ラブライブ!サンシャイン!!~陽光に寄り添う二等星~ 作:マーケン
執筆の調子が良ければそれより前に更新するかもしれません。
Aqoursの渾身の一曲はあっという間に終わった。楽しい時間が早く進むのはアインシュタインも証明している。
Aqoursとしての初パフォーマンスの反応は上々。観客も歓声をあげているし、Aqours自身やりきった笑顔があった。
だが、そこにただ一人、難しい顔をしているのは生徒会長だ。
彼女はそうすることが私の使命だとでもいうように堂々とした佇まいで壇上の前まで来ると、衆人環視の中臆することなくAqoursに警告した。
「これは今までのスクールアイドルの努力と町の人達の善意があっての成功ですわ。勘違いしないように」
生徒会長の言うことは間違いない。ファーストライブでこんなに人が集まる事などメジャーデビューしたてのアイドルでもそうはない。ショッピングモールなどに知らないアイドルがミニライブをしていても観客がまばらだったりすることなんてざらにあることだ。
そもそも彼女達の実力はここに来るまで未知数なのだ。評価されて集まった訳ではない。それを勘違いしないように釘を刺したのだ。
何故生徒会長はそんなことを口にするのだろう?彼女だって本当はスクールアイドルが好きなはずなのに。このライブを通して彼女達の熱を感じて、何故敢えて今それを口にするのだろう?
疑問は尽きないが、私はあることに気がついた。
生徒会長のスカートの裾にほんの少し油汚れが付いていることに。
もしかしたら生徒会長が発電機を回したのか?だとしたらなんて
「ツンデレ」
ステレオタイプな例えだが、彼女の行いを称するにそれ程相応しい例えを私は知らない。
そして、私は暖かな気持ちになった。
だとすれば生徒会長はきっとAqoursの壁として彼女達を支える方針なのだろう。
本当に生徒会長もライブの手伝いをした生徒達も来てくれた近隣の人達もみんな人が良すぎる。だから生徒会長の言葉は厳しく響いても悪意を感じないのだ。
それは高海先輩もそう感じたのだろう。高海先輩は不快な顔をすることなく答えた。
「分かってます。でも、ただ見てるだけじゃ始まらない。今しかない瞬間だから、輝きたい」
それこそ生徒会長が言う、これまで歩んできたスクールアイドルのようにーーーーーμ’sのように。

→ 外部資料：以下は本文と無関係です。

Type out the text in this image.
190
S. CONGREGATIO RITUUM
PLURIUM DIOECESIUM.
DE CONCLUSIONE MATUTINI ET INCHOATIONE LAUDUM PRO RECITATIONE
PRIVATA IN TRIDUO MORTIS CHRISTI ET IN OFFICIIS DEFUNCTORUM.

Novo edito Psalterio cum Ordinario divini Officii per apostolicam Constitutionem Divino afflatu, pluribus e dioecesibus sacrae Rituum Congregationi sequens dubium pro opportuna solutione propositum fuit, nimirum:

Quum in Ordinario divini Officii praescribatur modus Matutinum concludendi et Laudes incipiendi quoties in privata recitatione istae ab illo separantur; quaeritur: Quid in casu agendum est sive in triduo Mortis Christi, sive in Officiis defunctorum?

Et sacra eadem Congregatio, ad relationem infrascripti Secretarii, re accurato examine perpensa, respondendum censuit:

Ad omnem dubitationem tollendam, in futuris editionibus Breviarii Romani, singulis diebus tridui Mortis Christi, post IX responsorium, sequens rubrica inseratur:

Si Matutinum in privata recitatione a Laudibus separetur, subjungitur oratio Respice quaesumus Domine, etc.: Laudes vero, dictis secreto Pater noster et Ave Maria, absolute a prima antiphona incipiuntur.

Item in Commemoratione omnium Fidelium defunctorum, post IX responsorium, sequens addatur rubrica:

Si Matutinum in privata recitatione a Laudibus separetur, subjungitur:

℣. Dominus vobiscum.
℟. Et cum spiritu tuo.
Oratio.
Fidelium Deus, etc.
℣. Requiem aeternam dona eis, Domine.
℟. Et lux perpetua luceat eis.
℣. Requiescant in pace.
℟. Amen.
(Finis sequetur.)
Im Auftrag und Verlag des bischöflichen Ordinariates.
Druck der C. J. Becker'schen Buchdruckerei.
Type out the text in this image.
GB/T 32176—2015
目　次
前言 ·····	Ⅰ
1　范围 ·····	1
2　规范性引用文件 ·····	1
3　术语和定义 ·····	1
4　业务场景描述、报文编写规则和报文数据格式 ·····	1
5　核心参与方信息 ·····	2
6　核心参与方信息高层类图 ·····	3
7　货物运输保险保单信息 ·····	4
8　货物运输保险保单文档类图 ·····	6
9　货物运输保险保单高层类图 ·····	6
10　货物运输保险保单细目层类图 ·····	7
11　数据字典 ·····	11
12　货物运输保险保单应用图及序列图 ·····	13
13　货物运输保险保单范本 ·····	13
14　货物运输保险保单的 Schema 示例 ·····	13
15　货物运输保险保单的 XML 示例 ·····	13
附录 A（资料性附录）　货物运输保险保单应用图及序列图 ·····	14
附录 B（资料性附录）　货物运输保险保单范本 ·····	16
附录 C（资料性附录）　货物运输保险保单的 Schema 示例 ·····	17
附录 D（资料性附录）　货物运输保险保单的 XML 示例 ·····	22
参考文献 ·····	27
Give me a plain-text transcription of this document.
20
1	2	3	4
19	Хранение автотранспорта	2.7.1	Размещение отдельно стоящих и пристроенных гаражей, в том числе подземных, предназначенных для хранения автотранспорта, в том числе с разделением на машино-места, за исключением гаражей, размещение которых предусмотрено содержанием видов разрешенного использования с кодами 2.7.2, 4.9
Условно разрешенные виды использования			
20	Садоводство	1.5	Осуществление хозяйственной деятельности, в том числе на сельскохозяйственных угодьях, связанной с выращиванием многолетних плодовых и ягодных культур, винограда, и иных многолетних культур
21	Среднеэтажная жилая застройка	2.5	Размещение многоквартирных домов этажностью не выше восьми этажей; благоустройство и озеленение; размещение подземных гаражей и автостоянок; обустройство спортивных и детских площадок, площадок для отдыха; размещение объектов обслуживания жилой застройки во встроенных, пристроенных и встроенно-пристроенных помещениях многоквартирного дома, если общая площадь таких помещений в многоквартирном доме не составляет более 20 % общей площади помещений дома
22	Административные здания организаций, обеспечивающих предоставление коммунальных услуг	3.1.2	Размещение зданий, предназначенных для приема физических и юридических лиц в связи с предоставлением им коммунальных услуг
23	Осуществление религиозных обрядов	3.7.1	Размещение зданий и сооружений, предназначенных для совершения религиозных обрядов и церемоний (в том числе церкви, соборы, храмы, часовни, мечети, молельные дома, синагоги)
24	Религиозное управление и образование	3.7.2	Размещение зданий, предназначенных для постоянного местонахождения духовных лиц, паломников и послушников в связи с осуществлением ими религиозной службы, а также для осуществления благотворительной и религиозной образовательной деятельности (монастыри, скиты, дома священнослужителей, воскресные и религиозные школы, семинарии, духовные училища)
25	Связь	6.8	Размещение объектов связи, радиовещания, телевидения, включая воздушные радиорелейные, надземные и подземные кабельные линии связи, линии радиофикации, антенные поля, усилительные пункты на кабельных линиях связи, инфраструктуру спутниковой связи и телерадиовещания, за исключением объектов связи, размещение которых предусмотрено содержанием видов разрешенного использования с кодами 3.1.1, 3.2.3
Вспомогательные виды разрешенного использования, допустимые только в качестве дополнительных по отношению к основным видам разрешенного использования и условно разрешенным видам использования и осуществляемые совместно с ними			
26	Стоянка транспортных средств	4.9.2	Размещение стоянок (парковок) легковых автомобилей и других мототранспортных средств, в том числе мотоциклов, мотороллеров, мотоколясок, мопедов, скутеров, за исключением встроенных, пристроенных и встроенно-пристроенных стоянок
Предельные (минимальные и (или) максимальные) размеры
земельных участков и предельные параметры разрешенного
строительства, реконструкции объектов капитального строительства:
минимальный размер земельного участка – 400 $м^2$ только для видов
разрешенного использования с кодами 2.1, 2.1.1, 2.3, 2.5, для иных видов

答えなどはじめからあったのだ。だからAqoursは生徒会長の言葉に揺るがない。その輝きは陰らない。
会場は彼女の言葉を聞いて拍手に沸いた。
生徒会長は難しい表情をしながらも一応の納得したのか体育館を後にする。
それが合図になったのか今日のライブは終わりを迎えた。
たった一曲だが、されど一曲。観客達はライブの講評をしながら体育館を後にする。
私はと言えば壁際に寄りかかり、あの瞬間吹くことをしなかったハーモニカを吹き始めた。
曲は蛍の光。帰宅の時間にこれ以上のものはない。流石に帰宅のBGMまでは用意していないようだからこれくらいは良いだろう。
途中、帰宅者から今日はありがとう、と声を掛けられた。演奏中だったから目礼で返したが、その言葉は後でそっくりそのままAqoursに伝えようと思う。
ライブの空気に当てられたからか体が熱い。今はただただ演奏がしたい。そんな気分だ。
私は私の世界に没頭する。
目を閉じればその存在を隣に感じる。かつて私と共に歩んだ彼女の姿が思い浮かぶ。彼女の歌が聞こえてくる。
ああ、それ以上は思い出してはいけない。私にその思い出に浸る資格はないのだから。
曲が終わり私は目を開けると驚いた。いつの間にか私の周りに少なからずギャラリーが出来ていた。立ち止まってくれた人達は私にも暖かな拍手送ってくれた。
「あはは、またのお越しお待ちしてます」
私はきっと不細工極まりなかったであろう笑顔を顔に張り付けて感謝の言葉を告げると、その場を切り上げて駆け足で体育館から出た。
私はなんてことをしていたのだろうか。他人様のライブに来た客を掻っ攫うような行為をするとは。
私は罪悪感で体育館にはいられなかった。
私は夢中で走る。人目を避けて、誰も寄り付かない所へ。
気付いた時には私は屋上に居た。
ライブ中まで土砂降りだった雨はいつの間にか止み、嫌味にも雲間から光が差し込んでいたんでいた。
だが私の心は雨模様。大舞台や、ましてや人前なんて私にそんな資格は無い。私にはここで気ままにハーモニカを吹いているくらいが丁度いい。それが私の身の丈に合った生き方だ。